SAN DIEGO – A machine learning model analyzing CpG-based DNA methylation accurately predicted the origin of many different cancer types in patients with cancers of unknown primary (CUP), according to research presented at the American Association for Cancer Research (AACR) Annual Meeting 2026 , held April 17-22.
CUP are metastatic malignancies in which the primary cancer site could not be identified. These cancers are often associated with poorer outcomes, in part because treatment decisions must be made without knowing the cancer's origin, and patients are typically treated with broad, nonspecific chemotherapy regimens rather than therapies targeted to a specific cancer type, according to presenter Marco A. De Velasco, PhD , a faculty member in the Department of Genome Biology at Kindai University in Japan.
"Only between 15% and 20% of patients with CUP show features that allow physicians to treat them with site-specific therapies, which are associated with better outcomes," explained De Velasco. "However, most patients, between 80% and 85%, receive more general chemotherapy, which is often less effective. Patients receiving site-directed therapy can survive up to 24 months, compared with six to nine months for those receiving standard treatment."
Researchers have explored whether identifying the cancer's origin using molecular profiling could improve treatment decisions. These approaches analyze patterns in tumor biology, such as gene activity or chemical modifications to DNA, which differ between cancer types and may persist even after the cancer has spread. While some methods have shown promise, they have not demonstrated clear survival benefits in clinical trials, according to De Velasco.
In this study, De Velasco and colleagues, including colead investigator Kazuko Sakai, PhD , and principal investigator Kazuto Nishio, MD, PhD , developed a new approach focusing on CpG DNA methylation, a type of chemical modification that occurs at cytosine and guanine DNA bases. De Velasco noted that CpG methylation acts like a molecular "fingerprint" for different tissues in the body. By analyzing these patterns in tumor samples, the researchers developed a computational model capable of distinguishing among 21 different cancer types.

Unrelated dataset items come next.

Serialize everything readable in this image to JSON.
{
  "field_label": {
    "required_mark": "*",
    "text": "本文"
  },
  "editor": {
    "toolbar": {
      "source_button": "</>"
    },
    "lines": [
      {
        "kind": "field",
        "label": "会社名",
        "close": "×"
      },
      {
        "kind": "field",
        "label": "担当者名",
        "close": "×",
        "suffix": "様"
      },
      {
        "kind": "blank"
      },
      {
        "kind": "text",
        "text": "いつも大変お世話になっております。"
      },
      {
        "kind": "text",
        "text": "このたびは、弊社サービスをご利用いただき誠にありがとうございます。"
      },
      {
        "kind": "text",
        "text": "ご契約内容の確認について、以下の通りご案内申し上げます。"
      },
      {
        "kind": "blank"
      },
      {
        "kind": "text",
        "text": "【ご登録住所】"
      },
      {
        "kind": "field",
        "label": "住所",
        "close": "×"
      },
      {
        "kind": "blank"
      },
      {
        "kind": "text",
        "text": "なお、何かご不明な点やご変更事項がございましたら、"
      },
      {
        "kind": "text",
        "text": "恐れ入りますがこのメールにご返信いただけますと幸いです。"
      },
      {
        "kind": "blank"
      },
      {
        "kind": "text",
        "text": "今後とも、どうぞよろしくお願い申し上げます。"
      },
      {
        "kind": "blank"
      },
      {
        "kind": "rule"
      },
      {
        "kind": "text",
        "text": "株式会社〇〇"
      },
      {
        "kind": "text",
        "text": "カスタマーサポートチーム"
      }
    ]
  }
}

"Instead of relying on large and complex datasets, we aimed to identify a smaller, more practical set of markers that still retains strong predictive power," said De Velasco. "The long-term goal is to create a tool that could support physicians in identifying the likely tissue of origin and helping inform more effective treatment decisions."
The model was developed using methylation data from nearly 7,500 patients with 21 different cancer types obtained from The Cancer Genome Atlas program and other public datasets. Data were divided among training and test cohorts.
The researchers applied machine learning to identify sites of CpG methylation in the tumor DNA of the training cohort and build methylation profiles that were associated with different tumor types.
The study results showed that the model correctly identified the cancer type in about 95% of cases in the test cohort, and maintained strong performance—about 87% accuracy—when applied to an independent validation cohort from the researcher's institution of 31 cases representing 17 different cancer types.
"One of the most important findings from our study is that we were able to accurately predict the origin of many different cancer types using a very small subset of DNA markers, about 1,000 CpG regions selected from hundreds of thousands across the genome," said De Velasco. "This is important because it shows that we can simplify complex molecular data while still maintaining strong predictive performance."
For patients with CUP, this model could help move physicians away from trial-and-error treatment approaches and instead select therapies tailored to a cancer's likely site of origin, he added.
"Our findings suggest that DNA-based approaches can help identify where a cancer may have started, even when the original tumor is not visible. By using a much smaller and more focused set of markers, this approach could make these types of tests more practical and accessible in the future," said De Velasco.
"Overall, we see this research as part of a broader effort to better understand cancer using molecular information, with the goal of supporting more informed and personalized care in the future. However, this work is still in the research stage. We next have to evaluate how well this approach performs in a prospective analysis of patients with true cancers of unknown primary," added De Velasco.
One key limitation of this study is that the model was developed using cancers with known origins, rather than true CUP, which means the model needs to be tested in actual patients with CUP to understand how well it performs in clinical settings. Another limitation is that not all tumors are easy to access for genetic testing, especially in the advanced stage setting. An important next step in this research, according to De Velasco, is adapting and evaluating this model using blood-based biopsy to analyze circulating tumor DNA instead of relying on DNA from tissue samples.
Funding for this study was provided by the Japan Society for the Promotion of Science. De Velasco reports no conflicts of interest.